In future, evaluating a domain-specific TimeNet-like model for clinical time series (e.g., trained only on MIMIC-III database) will be interesting. Also, transferability and generalization capability of RNNs trained simultaneously on diverse tasks (such as length of stay, mortality prediction, and phenotyping [9, 32]) to new tasks is an interesting future direction.

Appendix: Multi-layered RNN with Gated Recurrent Units

A gated recurrent unit (GRU) [5] consists of an update gate and a reset gate that control the flow of information by manipulating the hidden state of the unit as in Equation (7).

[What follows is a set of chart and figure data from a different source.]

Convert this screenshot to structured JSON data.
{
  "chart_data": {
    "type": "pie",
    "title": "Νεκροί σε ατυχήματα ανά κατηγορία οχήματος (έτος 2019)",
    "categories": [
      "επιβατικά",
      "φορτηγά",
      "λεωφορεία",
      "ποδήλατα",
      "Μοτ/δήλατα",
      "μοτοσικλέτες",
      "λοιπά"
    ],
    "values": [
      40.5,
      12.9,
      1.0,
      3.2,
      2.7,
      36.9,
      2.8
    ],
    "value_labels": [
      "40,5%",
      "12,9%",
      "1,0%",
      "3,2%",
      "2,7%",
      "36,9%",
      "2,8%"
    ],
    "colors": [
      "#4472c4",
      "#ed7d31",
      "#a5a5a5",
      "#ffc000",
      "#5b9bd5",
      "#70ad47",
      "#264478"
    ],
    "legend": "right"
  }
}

In an RNN with L hidden layers, the reset gate is used to compute a proposed value ${\tilde{\mathbf{z}}}_t^l$ for the hidden state ${\mathbf{z}}_t^l$ at time t for the l-th hidden layer by using the hidden state ${\mathbf{z}}_{t-1}^l$ and the hidden state ${\mathbf{z}}_t^{l-1}$ of the units in the lower hidden layer at time t. The update gate decides as to what fractions of previous hidden state and proposed hidden state to use to obtain the updated hidden state at time t. In turn, the values of the reset gate and update gate themselves depend on the ${\mathbf{z}}_{t-1}^l$ and ${\mathbf{z}}_t^{l-1}$

We use dropout variant for RNNs as proposed in [26] for regularization such that dropout is applied only to the non-recurrent connections, ensuring information flow across time steps.

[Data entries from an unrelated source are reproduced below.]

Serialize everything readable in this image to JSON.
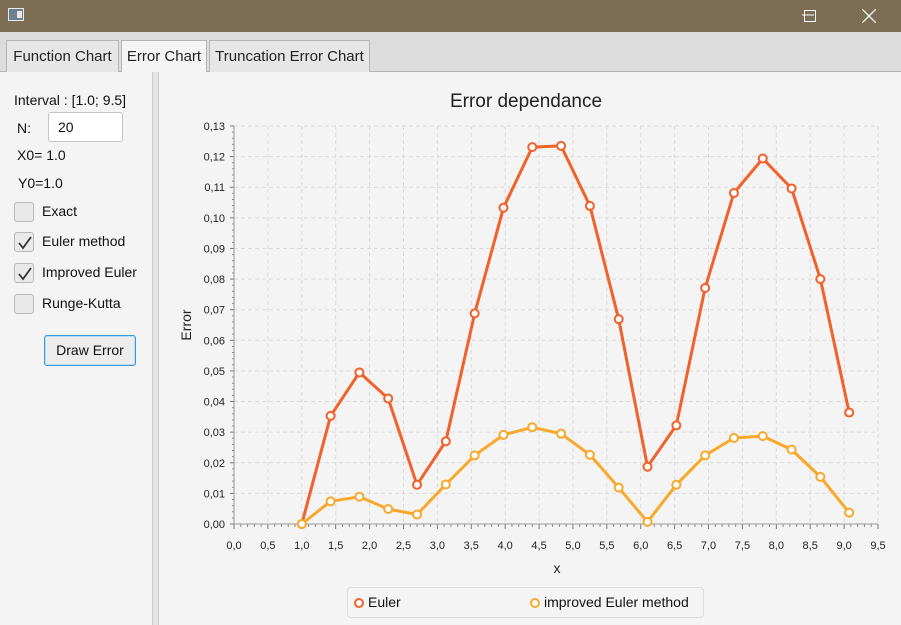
{
  "window": {
    "icons": [
      "app-icon",
      "minimize-icon",
      "maximize-icon",
      "close-icon"
    ]
  },
  "tabs": [
    {
      "label": "Function Chart",
      "active": false
    },
    {
      "label": "Error Chart",
      "active": true
    },
    {
      "label": "Truncation Error Chart",
      "active": false
    }
  ],
  "controls": {
    "interval_label": "Interval : [1.0; 9.5]",
    "n_label": "N:",
    "n_value": "20",
    "x0_label": "X0= 1.0",
    "y0_label": "Y0=1.0",
    "checkboxes": [
      {
        "label": "Exact",
        "checked": false
      },
      {
        "label": "Euler method",
        "checked": true
      },
      {
        "label": "Improved Euler",
        "checked": true
      },
      {
        "label": "Runge-Kutta",
        "checked": false
      }
    ],
    "draw_button": "Draw Error"
  },
  "chart_data": {
    "type": "line",
    "title": "Error dependance",
    "xlabel": "x",
    "ylabel": "Error",
    "xlim": [
      0.0,
      9.5
    ],
    "ylim": [
      0.0,
      0.13
    ],
    "x_ticks": [
      "0,0",
      "0,5",
      "1,0",
      "1,5",
      "2,0",
      "2,5",
      "3,0",
      "3,5",
      "4,0",
      "4,5",
      "5,0",
      "5,5",
      "6,0",
      "6,5",
      "7,0",
      "7,5",
      "8,0",
      "8,5",
      "9,0",
      "9,5"
    ],
    "y_ticks": [
      "0,00",
      "0,01",
      "0,02",
      "0,03",
      "0,04",
      "0,05",
      "0,06",
      "0,07",
      "0,08",
      "0,09",
      "0,10",
      "0,11",
      "0,12",
      "0,13"
    ],
    "grid": true,
    "legend_position": "bottom",
    "x": [
      1.0,
      1.425,
      1.85,
      2.275,
      2.7,
      3.125,
      3.55,
      3.975,
      4.4,
      4.825,
      5.25,
      5.675,
      6.1,
      6.525,
      6.95,
      7.375,
      7.8,
      8.225,
      8.65,
      9.075
    ],
    "series": [
      {
        "name": "Euler",
        "color": "#f0612c",
        "values": [
          0.0,
          0.0353,
          0.0495,
          0.041,
          0.0128,
          0.027,
          0.0688,
          0.1033,
          0.1231,
          0.1235,
          0.1039,
          0.0669,
          0.0187,
          0.0322,
          0.0771,
          0.1081,
          0.1194,
          0.1096,
          0.08,
          0.0364
        ]
      },
      {
        "name": "improved Euler method",
        "color": "#f8a92b",
        "values": [
          0.0,
          0.0074,
          0.0089,
          0.0049,
          0.0031,
          0.0129,
          0.0224,
          0.0291,
          0.0316,
          0.0295,
          0.0226,
          0.0119,
          0.0007,
          0.0128,
          0.0224,
          0.0281,
          0.0287,
          0.0243,
          0.0154,
          0.0037
        ]
      }
    ]
  }
}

The time series goes through the following transformations iteratively for t = 1 through T, where T is length of the time series:

$$\begin{array}{rcl}\text{resetgate}:{\mathbf{r}}_t^l& =& \sigma ({\mathbf{W}}_r^l\cdot \mathbf{D}({\mathbf{z}}_t^{l-1}),{\mathbf{z}}_{t-1}^l])\\ \text{updategate}:{\mathbf{u}}_t^l& =& \sigma ({\mathbf{W}}_u^l\cdot [\mathbf{D}\left({\mathbf{z}}_t^{l-1}\right),{\mathbf{z}}_{t-1}^l\left]\right)\\ \text{proposedstate}:{\tilde{\mathbf{z}}}_t^l& =& tanh({\mathbf{W}}_p^l\cdot [\mathbf{D}\left({\mathbf{z}}_t^{l-1}\right),{\mathbf{r}}_t\odot {\mathbf{z}}_{t-1}^l\left]\right)\\ \text{hiddenstate}:{\mathbf{z}}_t^l& =& (1-{\mathbf{u}}_t^l)\odot {\mathbf{z}}_{t-1}^l+{\mathbf{u}}_t^l\odot {\tilde{\mathbf{z}}}_t^l\end{array}$$ 7

where ⊙ is Hadamard product, [a, b] is concatenation of vectors a and b, D(⋅) is dropout operator that randomly sets the dimensions of its argument to zero with probability equal to dropout rate, and ${\mathbf{z}}_t^0$ equals the input at time t. W_r, W_u, and W_p are weight matrices of appropriate dimensions s.t. ${\mathbf{r}}_t^l,{\mathbf{u}}_t^l,{\tilde{\mathbf{z}}}_t^l$, and ${\mathbf{z}}_t^l$ are vectors in ${\mathbf{R}}^{c^l}$, where c^l is the number of units in layer l. The sigmoid (σ) and tanh activation functions are applied element-wise.

Compliance with Ethical Standards

Conflict of Interest

The authors declare that they have no conflict of interest.